“We fear … Maine again being labeled as among the most taxed states in the nation.” Those aren’t the words of the Maine State Chamber of Commerce, though they could be. No, that quote is from a BDN editorial last November opposing passage of Question 2, the 3 percent surtax on annual income over $200,000 to provide more funding for education.

But this isn’t just about individuals; this surtax falls the hardest onto the backs of Maine small businesses. That’s why more than 30 statewide business associations and dozens of small businesses continue to advocate for its repeal this session, and it is why the Legislature must act now to find a different way to fund public education.

Yes, times are different in Augusta this session as biennial budget negotiations have broken down. It is true that closing the budget has come down to not which programs are going to be cut to balance the budget, but how to get rid of the 3 percent surtax. We take strong issue with the BDN’s notion that eliminating the surtax is simply a tax cut for the wealthy. This surtax is mainly being paid for by businesses. Nothing has really changed in that respect since last November.

So this paper clearly saw then the negative fallout from Maine’s position among the most taxed state, but repealing the surtax now should be regarded as a tax cut to be pocketed by the “wealthy”?

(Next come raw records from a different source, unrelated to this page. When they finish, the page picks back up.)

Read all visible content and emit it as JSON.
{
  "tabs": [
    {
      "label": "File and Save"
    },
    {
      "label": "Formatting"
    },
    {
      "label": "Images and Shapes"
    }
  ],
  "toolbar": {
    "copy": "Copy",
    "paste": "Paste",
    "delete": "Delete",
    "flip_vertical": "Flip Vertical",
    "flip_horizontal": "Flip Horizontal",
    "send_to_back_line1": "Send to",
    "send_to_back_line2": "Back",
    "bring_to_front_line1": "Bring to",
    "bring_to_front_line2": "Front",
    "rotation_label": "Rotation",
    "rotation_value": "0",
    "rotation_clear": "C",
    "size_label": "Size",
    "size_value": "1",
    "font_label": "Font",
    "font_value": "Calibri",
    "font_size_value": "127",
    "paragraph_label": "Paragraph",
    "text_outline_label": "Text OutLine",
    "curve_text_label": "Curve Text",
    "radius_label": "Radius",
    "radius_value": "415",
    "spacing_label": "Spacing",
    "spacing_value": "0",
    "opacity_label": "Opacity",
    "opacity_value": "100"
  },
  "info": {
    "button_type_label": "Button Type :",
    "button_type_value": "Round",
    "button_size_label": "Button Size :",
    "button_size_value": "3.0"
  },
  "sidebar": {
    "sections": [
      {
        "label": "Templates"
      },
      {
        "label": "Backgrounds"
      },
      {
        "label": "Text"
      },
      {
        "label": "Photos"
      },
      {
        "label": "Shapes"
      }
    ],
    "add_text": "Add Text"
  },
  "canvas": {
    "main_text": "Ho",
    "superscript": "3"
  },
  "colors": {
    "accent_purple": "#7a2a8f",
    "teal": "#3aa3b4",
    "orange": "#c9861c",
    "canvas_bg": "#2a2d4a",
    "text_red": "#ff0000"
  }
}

Every dollar Maine collects from the 3 percent surtax is a dollar that isn’t available for our economic growth. The fact is, in the business world, plans for investment, job creation, expansion and opportunities for our people are made here and “away” every single day. And there are consequences when states enact tax policies that encourage businesses and investors to take their money elsewhere.

Connecticut increased its income tax rate on high income earners (over $1 million a year) in 2015 to 6.99 percent, and the results are astounding: income tax revenue is down $450 million this year, and is expected to fall $600 million short next year; significant cuts have been made to Connecticut schools and state government; and it has lost 3 percent of its population, many of whom are younger workers and retirees abandoning the state in droves.

Maine is the oldest state in the country, so our demographics don’t allow us to lose any population. Some claim people don’t make decisions on where they live based on taxes — and some don’t — but in Connecticut, those in a position to move have.

If the Maine Legislature does not act this session on lowering the 10.15 percent top tax rate — which is 3.6 percentage points higher than Connecticut’s — what will our economy will look like in five years? Who will be left? Don’t believe me, take a trip to Naples, Florida, and see the many new Florida residents from Maine — former CEOs and state leaders — who call Florida home instead of Maine. It is not that they dislike Maine (the winters probably don’t help), but they would be crazy not to, based on the amount of money they save simply by staying six months and one day to avoid paying the Maine income tax. If we continue down this path, the number will grow exponentially.

Yes, it is true this year’s budget debate isn’t about cutting programs. Our revenues are in fact up, but that’s not because of the 3 percent surtax — it’s because our economy is beginning to show signs of life. But unless legislators act to rid us of the onerous moniker of “the highest income tax in the country,” future growth is in trouble. And just maybe the next budget discussions will be back to the bad old days — shortfalls, cuts and reductions.

I seriously doubt that’s what this paper wants. It’s not what we want. And it is every reason we hope the Legislature will find the wisdom to repeal the 3 percent surtax, and find a better way.

Dana Connors is president of the Maine State Chamber of Commerce.